La qualification des ‘métiers’ du bâtiment fut mieux prise en
compte, avec le développement de spécialités plus ‘nobles’
que celles qui consistent à mélanger du sable, du ciment et de
l’eau.
« L’espace est le privilège de l’architecture », selon Bruno Zévi
(1). Dans l’architecture industrielle, c’est l’espace interne qui
prédomine, plus que la forme, le volume. Les architectes ont
ainsi l’opportunité de faire acte de création dans des espaces
préexistants, offerts à leur imagination, et c’est une fabuleuse
opportunité pour eux. Il est tentant de vouloir remplir un grand
espace quand il existe, mais cela nous semble être une grave
erreur (1).

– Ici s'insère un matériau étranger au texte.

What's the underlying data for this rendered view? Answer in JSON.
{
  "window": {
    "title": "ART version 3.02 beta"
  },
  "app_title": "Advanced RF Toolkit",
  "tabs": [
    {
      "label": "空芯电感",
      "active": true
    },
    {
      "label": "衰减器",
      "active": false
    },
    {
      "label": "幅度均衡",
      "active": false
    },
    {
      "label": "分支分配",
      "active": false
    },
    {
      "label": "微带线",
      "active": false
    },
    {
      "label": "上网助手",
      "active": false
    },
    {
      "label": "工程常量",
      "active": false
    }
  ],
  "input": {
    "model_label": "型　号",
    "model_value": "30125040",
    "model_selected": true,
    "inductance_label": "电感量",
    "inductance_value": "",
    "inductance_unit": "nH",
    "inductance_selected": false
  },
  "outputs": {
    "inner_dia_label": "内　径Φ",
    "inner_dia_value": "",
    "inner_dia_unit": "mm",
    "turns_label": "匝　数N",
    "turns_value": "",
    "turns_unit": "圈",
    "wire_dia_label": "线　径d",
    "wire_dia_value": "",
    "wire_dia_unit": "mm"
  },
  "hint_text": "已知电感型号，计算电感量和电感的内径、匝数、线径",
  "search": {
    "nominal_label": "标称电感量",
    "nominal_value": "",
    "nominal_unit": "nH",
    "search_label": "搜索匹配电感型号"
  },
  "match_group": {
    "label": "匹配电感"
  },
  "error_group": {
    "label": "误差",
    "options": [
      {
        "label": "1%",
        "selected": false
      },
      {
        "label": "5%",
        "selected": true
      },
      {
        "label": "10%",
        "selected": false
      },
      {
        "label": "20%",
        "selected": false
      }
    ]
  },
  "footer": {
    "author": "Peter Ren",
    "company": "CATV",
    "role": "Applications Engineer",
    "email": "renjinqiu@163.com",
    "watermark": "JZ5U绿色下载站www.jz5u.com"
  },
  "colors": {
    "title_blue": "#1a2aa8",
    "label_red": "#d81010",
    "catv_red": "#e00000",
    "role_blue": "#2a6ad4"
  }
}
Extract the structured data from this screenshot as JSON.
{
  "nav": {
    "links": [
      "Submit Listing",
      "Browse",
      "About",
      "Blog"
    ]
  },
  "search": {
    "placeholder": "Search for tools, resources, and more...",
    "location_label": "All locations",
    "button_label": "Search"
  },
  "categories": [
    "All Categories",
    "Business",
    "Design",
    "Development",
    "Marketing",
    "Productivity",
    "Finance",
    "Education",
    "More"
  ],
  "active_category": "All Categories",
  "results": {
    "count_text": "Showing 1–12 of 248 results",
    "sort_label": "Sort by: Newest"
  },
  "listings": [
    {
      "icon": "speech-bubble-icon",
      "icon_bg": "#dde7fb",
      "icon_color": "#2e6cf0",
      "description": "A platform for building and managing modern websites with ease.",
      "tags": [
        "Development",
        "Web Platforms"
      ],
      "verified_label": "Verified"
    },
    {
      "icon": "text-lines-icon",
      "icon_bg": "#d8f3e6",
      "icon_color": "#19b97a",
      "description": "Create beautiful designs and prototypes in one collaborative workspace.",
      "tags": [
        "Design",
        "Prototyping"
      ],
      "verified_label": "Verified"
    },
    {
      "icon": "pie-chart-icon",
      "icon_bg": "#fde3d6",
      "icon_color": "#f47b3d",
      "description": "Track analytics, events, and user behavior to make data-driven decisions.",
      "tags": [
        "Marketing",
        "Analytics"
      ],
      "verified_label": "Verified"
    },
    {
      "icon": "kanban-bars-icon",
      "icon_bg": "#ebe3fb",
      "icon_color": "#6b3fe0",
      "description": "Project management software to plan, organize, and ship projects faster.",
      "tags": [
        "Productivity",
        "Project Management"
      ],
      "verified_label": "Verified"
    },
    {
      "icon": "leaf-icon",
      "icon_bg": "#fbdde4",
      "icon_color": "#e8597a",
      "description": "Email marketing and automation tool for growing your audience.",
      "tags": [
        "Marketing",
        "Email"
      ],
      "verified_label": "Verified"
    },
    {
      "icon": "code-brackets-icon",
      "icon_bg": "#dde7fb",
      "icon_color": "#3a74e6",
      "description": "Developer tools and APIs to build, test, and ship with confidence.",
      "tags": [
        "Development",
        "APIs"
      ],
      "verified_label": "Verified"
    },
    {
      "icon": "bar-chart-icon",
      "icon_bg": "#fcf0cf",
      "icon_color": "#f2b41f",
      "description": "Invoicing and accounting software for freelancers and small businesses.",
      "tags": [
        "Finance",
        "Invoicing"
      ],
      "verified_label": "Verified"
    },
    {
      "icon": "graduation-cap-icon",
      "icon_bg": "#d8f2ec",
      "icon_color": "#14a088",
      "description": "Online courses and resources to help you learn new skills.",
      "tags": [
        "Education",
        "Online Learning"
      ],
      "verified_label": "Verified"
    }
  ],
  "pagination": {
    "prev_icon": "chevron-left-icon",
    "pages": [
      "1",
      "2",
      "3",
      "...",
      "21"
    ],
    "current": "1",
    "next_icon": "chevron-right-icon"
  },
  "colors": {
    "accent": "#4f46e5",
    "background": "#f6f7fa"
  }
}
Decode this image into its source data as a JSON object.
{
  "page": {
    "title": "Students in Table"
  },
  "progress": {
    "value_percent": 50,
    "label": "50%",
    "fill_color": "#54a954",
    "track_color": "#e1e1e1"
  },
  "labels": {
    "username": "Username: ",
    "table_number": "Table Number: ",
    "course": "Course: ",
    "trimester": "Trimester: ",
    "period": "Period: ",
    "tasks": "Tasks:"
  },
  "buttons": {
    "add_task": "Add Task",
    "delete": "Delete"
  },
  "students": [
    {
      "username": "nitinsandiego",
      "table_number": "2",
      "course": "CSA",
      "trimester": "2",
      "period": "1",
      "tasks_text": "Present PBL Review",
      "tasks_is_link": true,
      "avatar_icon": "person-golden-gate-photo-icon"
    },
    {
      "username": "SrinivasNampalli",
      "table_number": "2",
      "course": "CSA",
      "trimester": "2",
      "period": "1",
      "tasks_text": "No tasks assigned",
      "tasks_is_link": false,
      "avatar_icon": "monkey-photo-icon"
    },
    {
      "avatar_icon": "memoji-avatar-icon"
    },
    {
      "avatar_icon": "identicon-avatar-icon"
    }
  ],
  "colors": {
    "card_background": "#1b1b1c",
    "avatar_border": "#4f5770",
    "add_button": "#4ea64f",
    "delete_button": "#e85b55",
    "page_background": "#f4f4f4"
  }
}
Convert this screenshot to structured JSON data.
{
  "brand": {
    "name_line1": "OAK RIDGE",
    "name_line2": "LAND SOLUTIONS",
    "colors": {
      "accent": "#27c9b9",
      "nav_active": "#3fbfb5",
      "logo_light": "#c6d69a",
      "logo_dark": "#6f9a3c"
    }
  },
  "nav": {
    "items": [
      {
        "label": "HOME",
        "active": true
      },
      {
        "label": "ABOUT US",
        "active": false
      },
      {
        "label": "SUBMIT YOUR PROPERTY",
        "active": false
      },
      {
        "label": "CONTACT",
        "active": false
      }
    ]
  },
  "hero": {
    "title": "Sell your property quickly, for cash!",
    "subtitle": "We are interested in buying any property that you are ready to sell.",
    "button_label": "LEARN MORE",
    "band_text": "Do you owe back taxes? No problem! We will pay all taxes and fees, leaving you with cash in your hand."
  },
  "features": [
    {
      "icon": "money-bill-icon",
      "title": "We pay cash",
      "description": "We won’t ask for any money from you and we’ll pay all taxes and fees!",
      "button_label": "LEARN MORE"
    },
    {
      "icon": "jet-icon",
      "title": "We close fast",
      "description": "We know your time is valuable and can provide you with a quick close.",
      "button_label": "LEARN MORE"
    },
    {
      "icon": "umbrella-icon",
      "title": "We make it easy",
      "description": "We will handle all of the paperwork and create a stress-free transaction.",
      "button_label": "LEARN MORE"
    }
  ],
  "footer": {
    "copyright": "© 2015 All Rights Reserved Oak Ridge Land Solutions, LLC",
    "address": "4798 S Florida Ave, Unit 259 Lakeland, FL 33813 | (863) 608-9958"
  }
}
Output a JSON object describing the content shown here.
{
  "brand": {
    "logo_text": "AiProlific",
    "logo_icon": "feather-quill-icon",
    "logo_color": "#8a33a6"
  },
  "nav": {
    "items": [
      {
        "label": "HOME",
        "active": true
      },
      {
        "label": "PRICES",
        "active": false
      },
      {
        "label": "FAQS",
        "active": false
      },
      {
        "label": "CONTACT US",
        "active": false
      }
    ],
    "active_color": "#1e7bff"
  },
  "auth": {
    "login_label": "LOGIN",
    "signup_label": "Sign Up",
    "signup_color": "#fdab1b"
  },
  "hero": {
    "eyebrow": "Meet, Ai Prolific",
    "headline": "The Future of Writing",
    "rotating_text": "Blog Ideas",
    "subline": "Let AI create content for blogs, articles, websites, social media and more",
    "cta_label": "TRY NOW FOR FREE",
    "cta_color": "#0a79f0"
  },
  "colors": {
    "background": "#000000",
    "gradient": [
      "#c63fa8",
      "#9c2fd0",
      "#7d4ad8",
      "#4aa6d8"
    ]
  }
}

Au contraire il convient de mettre en adéquation un
programme et un espace de façon à ce qu’il existe une relation
harmonieuse entre les deux. Car parcourir une espace
industriel reconverti est une expérience spatiale exceptionnelle,
qui donne tout son sens à l’architecture.
Ré-inventer l’architecture industrielle est une façon de
concevoir à partir de ce qui existe, et l’on peut tenter un
parallèle avec la sculpture. Celle-ci est en effet intimement liée
à la matière et à des configurations pré-existantes. Comme le
sculpteur, qui doit s’imprégner des caractéristiques physiques
du matériau qu’il façonne, l’architecte qui transforme un édifice
doit l’analyser, se familiariser avec ses structures et identifier
ses potentiels avant d’imaginer sa transformation. Ainsi une
œuvre architecturale, comme une œuvre d’art, peut ne rien
avoir en commun avec ce dont elle est issue, et cependant elle
est une création authentique. Nous citerons pour exemple le
‘Tête de taureau’ de Pablo Picasso, constituée d’une selle de
vélo et d’un guidon (Musée Picasso), ou ‘Le Paysage de la
France’ de Man Ray (Musée d’Art Moderne, Centre Georges
Pompidou), peint sur une copie d’un tableau de Cabanel, la
Naissance de Vénus (Musée d’Orsay).
Philippe Robert
(1)
c’est le cas de la Corderie Royale de Rochefort,
fabuleux espace de 374 mètres, aujourd’hui
fâcheusement ‘rempli’ par des étages de bureaux.
Philippe Robert est architecte et urbaniste. Avec son associé Bernard Reichen il propose dès
les années 80 le principe de reconversion, reconnue aujourd’hui comme essentielle dans la
perspective du développement durable. Respectant l’identité des ouvrages, il fait dialoguer
l’ancien et le nouveau : Grande Halle de la Villette à Paris, siège de Nestlé dans l’ancienne
chocolaterie Menier à Noisiel, projet urbain pour l’Ile Seguin à Boulogne-Billancourt (non
réalisé), Cité du cinéma de Luc Besson à Saint-Denis.